I’m kicking off a new series on the site on tips when putting together a VDI environment.  What many admins and architects forget is some of the things we need when building a larger VDI environment.  Here are some of my most common best practices when building one of these environments.  These are specifically around existing infrastructure and I have run into issues with all of these points at customer sites.

  • Active Directory Sites – Many customers create a new network subnet in their environment for a new VDI deployment.  Make sure that you if you create a new subnet for VDI that you add it to Sites and services so AD knows where to authenticate the VDI users.  (I once had a customer whose desktops were authenticating to their DC in their DR site. – not the best use of WAN traffic.)
  • DHCP – This one has been very frequent lately.  You have to remember that VDI can be very fluid, especially if you are using floating desktops with refresh on logoff (my personal favorite.)  Because of this fluidity, you have to make special considerations with DHCP.  If you are not careful, a recompose of a large pool of desktops can deplete your available IP addresses in your DHCP pool.  You should set your DHCP lease to 1 hour for all of the subnets where VDI desktops will reside.  You should also set a script to run, either on shutdown via group policy or by the View agent by configuring the power-off script in the quickprep settings.  For details, take a look at “The Resolution” section in the blog article here.  This script approach will release the IP addresses when the desktops refresh and then renew them when the desktop restarts.  The issue comes when an admin has to delete some desktops.  In this case the scripts do not run to release the IP addresses, however, your shortened lease time will pick up those IP addresses in an hour.

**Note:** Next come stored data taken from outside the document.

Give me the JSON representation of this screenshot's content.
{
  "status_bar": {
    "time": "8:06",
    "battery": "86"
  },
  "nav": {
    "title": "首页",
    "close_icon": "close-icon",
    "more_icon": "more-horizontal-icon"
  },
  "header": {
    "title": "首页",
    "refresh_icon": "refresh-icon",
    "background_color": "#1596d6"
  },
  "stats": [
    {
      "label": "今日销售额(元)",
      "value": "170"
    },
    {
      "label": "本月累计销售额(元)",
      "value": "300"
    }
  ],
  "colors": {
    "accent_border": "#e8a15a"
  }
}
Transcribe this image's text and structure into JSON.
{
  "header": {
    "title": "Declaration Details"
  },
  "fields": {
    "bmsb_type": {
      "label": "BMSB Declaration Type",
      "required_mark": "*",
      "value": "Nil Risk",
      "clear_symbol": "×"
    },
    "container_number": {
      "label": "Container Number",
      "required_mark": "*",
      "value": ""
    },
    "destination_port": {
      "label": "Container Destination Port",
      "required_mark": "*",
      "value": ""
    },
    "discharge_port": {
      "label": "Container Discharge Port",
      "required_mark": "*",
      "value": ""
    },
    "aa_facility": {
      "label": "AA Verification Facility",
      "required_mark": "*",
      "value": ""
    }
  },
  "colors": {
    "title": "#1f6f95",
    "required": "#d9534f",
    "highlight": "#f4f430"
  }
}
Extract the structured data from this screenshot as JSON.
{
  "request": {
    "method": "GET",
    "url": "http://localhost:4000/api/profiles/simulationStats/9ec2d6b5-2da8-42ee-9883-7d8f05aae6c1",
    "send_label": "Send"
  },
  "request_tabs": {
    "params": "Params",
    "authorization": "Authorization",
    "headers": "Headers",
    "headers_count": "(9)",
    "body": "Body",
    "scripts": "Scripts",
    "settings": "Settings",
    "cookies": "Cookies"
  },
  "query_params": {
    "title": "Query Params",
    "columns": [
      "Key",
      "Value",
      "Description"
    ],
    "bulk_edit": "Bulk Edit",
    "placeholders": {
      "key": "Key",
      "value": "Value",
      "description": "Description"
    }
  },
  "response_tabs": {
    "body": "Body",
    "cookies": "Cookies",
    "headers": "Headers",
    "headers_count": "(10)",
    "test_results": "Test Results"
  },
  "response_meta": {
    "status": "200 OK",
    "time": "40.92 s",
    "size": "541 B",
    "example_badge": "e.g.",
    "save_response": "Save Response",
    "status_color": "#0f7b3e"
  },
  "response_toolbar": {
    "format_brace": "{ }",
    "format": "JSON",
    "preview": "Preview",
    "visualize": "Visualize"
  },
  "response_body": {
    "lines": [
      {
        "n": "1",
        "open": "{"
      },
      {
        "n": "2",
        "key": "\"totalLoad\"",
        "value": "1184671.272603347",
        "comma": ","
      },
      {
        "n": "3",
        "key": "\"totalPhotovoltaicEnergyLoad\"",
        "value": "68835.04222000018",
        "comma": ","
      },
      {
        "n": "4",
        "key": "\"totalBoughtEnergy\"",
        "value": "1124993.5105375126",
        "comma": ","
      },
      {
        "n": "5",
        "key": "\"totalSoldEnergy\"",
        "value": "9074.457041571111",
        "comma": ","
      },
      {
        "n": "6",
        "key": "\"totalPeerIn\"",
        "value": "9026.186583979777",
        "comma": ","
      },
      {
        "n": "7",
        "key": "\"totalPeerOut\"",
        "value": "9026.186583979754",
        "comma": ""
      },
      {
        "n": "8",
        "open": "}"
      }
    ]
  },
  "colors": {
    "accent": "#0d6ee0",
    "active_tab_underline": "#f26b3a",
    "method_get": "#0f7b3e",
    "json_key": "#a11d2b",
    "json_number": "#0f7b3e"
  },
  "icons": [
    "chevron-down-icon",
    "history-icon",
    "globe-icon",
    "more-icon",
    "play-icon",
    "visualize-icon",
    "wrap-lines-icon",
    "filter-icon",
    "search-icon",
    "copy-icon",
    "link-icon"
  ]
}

  • DNS – make sure that your forward and reverse zones are working well.  You should have dynamic updates enabled so that you can have the desktops register with DNS correctly.  I have had customers try to use DHCP to update DNS but this always seemed to run into some kind of issue so I typically try to deter customers from using that approach.
  • DNS #2 – Also when using an internal and external facing environment, make sure to set the proper DNS records and their resolution to the correct internal/external brokers for users who may be logging in form both scenarios.
  • Read-only DC’s – If you are using read-only dc’s in your Active Directory environment, you may want to have a look at this MS KB article.  I ran into a few issues with a customer running XP and building their base image, we forgot this and they could not authenticate.  If you run Read-only DC’s, make sure to fully read the article.
  • OU Creation – Make sure when you create a new Organizational Unit in AD that you DO NOT select “Protect container from accidental deletion”.  If you are running XP desktops this setting will prevent them from joining the domain correctly.
  • Firewall ports – make sure the correct ports are open for the security servers and the brokers.  This article is a great reference to make sure you have opened what you need.
  • Group policy loopback processing – You’ll definitely want to have a look thru this MS KB article.  Group policies apply to users or machines.  When you use loopback mode, it allows you to set a policy that has a user policy that only applies to those machines.  So say you wanted to have all users of VDI desktops to have the same wallpaper, but you wanted them to have their regular wallpaper if they log into their regular desktop.  That’s when you would use loopback mode.

These are some of the issues I’ve run into as of late.  Feel free to post any others in the comments.  Next design tips will be: Network.